Simbolismo y Memoria en la Narrativa
La obra funciona en múltiples niveles, siendo el simbólico el más potente. El inspector no solo camina por calles empedradas; camina a través de su propia conciencia. Los cadáveres que recuerda son los hitos de una vida dedicada al orden en un mundo caótico. La adolescente, por su parte, representa la fragilidad y la pureza corrompida, un recordatorio constante de que el horror no es algo abstracto, sino algo que deja cicatrices permanentes en la carne. Este vínculo trágico entre ambos personajes es el motor que impulsa la historia hacia su clímax emocional en la morgue, donde la muerte se presenta como la única igualadora social.
Además, el contexto de la Segunda Guerra Mundial que resuena en la distancia añade una capa de fatalismo global. Mientras el mundo parece estar decidiendo su futuro en grandes batallas, en Barcelona la lucha es por la dignidad mínima. Marsé explora la idea de que la historia con mayúsculas está hecha de pequeñas y miserables historias individuales. La resistencia al horror que menciona la sinopsis se manifiesta en la capacidad de los personajes para seguir adelante a pesar de saber que el final del camino no garantiza la felicidad, sino apenas una comprensión más clara de su propia miseria y de su potencial para la redención.

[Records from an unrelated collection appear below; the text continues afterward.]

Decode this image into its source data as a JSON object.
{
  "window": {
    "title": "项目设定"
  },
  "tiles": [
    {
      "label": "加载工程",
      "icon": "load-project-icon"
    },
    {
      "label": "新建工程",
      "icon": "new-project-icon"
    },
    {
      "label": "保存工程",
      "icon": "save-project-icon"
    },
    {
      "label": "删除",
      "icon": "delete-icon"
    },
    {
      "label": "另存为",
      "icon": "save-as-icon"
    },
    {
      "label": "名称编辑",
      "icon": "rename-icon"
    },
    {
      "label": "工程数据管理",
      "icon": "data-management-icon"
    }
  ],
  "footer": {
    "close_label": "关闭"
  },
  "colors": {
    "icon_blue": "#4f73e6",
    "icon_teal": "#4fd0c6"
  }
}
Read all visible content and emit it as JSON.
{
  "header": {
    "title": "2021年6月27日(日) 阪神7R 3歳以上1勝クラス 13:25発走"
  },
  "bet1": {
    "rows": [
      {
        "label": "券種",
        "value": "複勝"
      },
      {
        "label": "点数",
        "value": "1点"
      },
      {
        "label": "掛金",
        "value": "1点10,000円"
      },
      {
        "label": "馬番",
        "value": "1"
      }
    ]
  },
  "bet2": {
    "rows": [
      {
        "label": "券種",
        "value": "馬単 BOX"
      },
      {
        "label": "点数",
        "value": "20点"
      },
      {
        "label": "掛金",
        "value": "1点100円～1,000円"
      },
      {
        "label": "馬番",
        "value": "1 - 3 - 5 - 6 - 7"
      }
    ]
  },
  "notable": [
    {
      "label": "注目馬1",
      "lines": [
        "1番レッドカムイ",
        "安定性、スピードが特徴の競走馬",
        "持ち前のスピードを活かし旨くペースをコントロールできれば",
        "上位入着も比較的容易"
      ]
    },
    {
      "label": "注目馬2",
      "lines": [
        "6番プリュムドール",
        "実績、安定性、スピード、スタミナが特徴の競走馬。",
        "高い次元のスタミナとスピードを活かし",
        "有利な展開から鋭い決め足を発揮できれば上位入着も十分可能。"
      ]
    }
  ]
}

Opinión Crítica de La Ronda Del Guinardo
Desde mi punto de vista, La Ronda Del Guinardó es una lectura imprescindible para cualquier amante de la buena literatura que busque algo más que un simple entretenimiento. Juan Marsé demuestra por qué es uno de los pilares de la narrativa en español; su prosa es densa, rica en matices y capaz de evocar imágenes que se quedan grabadas en la retina mucho tiempo después de cerrar el libro. La edición de Debolsillo permite acceder de forma asequible a esta joya, que a pesar de ser un relato breve, tiene el peso y la profundidad de una saga épica. Es admirable cómo en tan pocas páginas se puede condensar tanto dolor y, a la vez, tanta belleza literaria.
Recomiendo este libro especialmente a quienes disfrutan de las historias con un trasfondo histórico fuerte y una exploración psicológica profunda de los personajes. No es una lectura ligera, ya que requiere que el lector se enfrente a la náusea y a la oscuridad que el autor propone, pero la recompensa es una visión privilegiada del alma humana. Como dijo Quim Monzó, Marsé ha creado un mundo personal que es, al mismo tiempo, un retrato espléndido de una época. Es una obra que nos recuerda que, incluso en la antesala del infierno, la búsqueda de la justicia y la memoria sigue siendo lo único que nos mantiene cuerdos.
¿Qué opinas sobre la forma en que Juan Marsé retrata la Barcelona de la posguerra en sus novelas? ¿Crees que el inspector logra encontrar esa redención que busca al final de su ronda, o el horror termina por consumirlo todo?